Selamat pagi, ada berita baik apa hari ini, penyakit?
Selamat pagi, hari ini Dia datang menjengukmu, penyakitan.

Tunggulhitam, 2011



SEBELUM

Sebelum piring bekas makan
tengah malam ini sampai ke pencucian
aku akan menggambar di atasnya
sebuah hamparan sawah, dengan seorang anak kecil
menyabit batangpadi tengah hari garang
lantas, kububuhi dengan catatan kecil :

"Hai, bocah, pulanglah. Nanti terlambat ke sekolah..."

Tunggulhitam, 2011



SEMOGA

aku sedang sakit
malam itu tak henti-henti kusebut janggalmu
serupa bayi mengenal kata mama papa mamam

dan di dinding,
kudengar doa yang kerap tak sampai
berulang-ulang :

Semoga lekas sembuh.
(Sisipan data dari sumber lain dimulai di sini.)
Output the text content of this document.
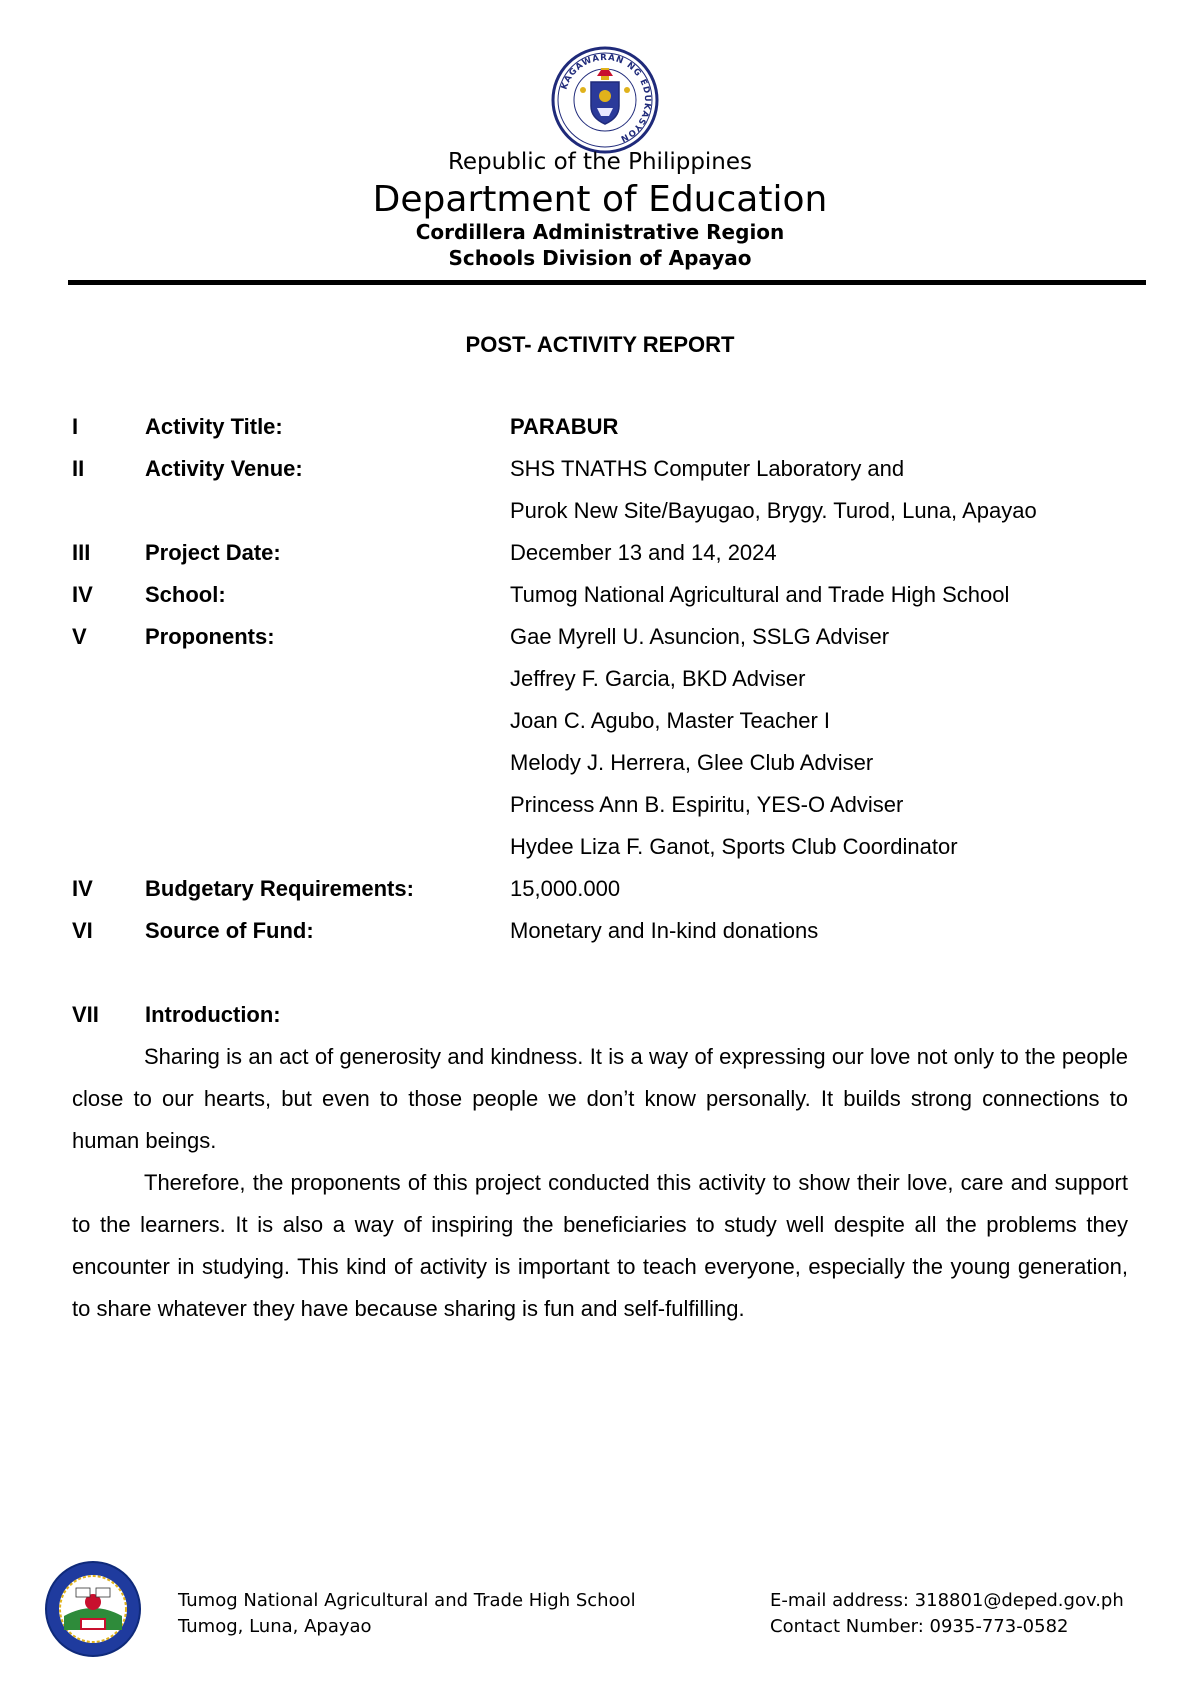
KAGAWARAN NG EDUKASYON
Republic of the Philippines
Department of Education
Cordillera Administrative Region
Schools Division of Apayao
POST- ACTIVITY REPORT
I	Activity Title:	PARABUR
II	Activity Venue:	SHS TNATHS Computer Laboratory and
Purok New Site/Bayugao, Brygy. Turod, Luna, Apayao
III Project Date:	December 13 and 14, 2024
IV School:	Tumog National Agricultural and Trade High School
V	Proponents:	Gae Myrell U. Asuncion, SSLG Adviser
Jeffrey F. Garcia, BKD Adviser
Joan C. Agubo, Master Teacher I
Melody J. Herrera, Glee Club Adviser
Princess Ann B. Espiritu, YES-O Adviser
Hydee Liza F. Ganot, Sports Club Coordinator
IV Budgetary Requirements:	15,000.000
VI Source of Fund:	Monetary and In-kind donations
VII Introduction:

Sharing is an act of generosity and kindness. It is a way of expressing our love not only to the people close to our hearts, but even to those people we don’t know personally. It builds strong connections to human beings.

Therefore, the proponents of this project conducted this activity to show their love, care and support to the learners. It is also a way of inspiring the beneficiaries to study well despite all the problems they encounter in studying. This kind of activity is important to teach everyone, especially the young generation, to share whatever they have because sharing is fun and self-fulfilling.

Tumog National Agricultural and Trade High School
Tumog, Luna, Apayao
E-mail address: 318801@deped.gov.ph
Contact Number: 0935-773-0582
Anda sehat, kami puas.

Tunggulhitam, 2011





HABIS

Sudah habis airmatanya
ketika saat itu ia harus menangisi
jasadnya yang tak mau ditinggal sendiri

Tunggulhitam, 2011



PUISI TERAKHIR

ada puisi berjuntai di langit rindang
matanya merah-merah begadang
padahal semalam, kuselesaikan itu sengketa
sambil tidur nyaman di mataNya

Tunggulhitam, 2011



PUTUS NADI

mari memutus nadi.
memutus tali sepi yang menetap
dan beranak dalam diri.
ini sebilah lidah yang tajam
mampu memutus menebas tanpa nyeri.
bila kemudian diammu hidup
di sela-sela helaan atau tarikan nafas
aku akan dengan lihai mengatur tuju
kemana harusnya hidup akan berbatas.

akulah penghuni kamar-kamar
yang tak ditinggalkan, sedangkan di luar
keramaian sedang memainkan petasan.
maka jangan kau gaduh tenangku
jangan kau hirau godaku.

berangkatlah!

di jaring laba-laba yang menandai usia seketika
dada bergelombang dengan badai
hembuskan nafasmu dengan nyaman.
tiada ketakutan
yang akan benar-benar sempurna.

hei, penikmat kesedihan
pemabuk airmata
meriahkah pertikaian tanpa darah?
apa yang terbantai harus jadi bangkai.
yang tenggelam
yang terlantar
yang tertipu
dalam pagutan malam-malam sial
adalah yang terkubur sebelum mati
dalam kesepian kamar.
sementara di luar jalanan butuh rayuan.

ambil pisaumu, ukurlah jarak
berapa denyut nadi yang dicatat dalam tajamnya.
sebatas picingan mata atau sepanjang dua hitungan hari.
sebab, mati paling nyaman
adalah mati diluar sangkaan.

Batang Agam 5, 2011



SEMAR KUNING

aku datang

aku datang padamu
mengirim semar kuning

kubuat kau mabuk
kubuat jantung serasa dicambuk

kukirim dari tetas angin
menetes sesejuk embun di kening

menangislah
menangislah, hei, gadis bermata bening
menangislah dalam himpitan cinta kasih

yang datang dari jauh
yang datang membuat aduh
yang datang mengirim peluh

sekalian sekujur badan tunduk pada inginku!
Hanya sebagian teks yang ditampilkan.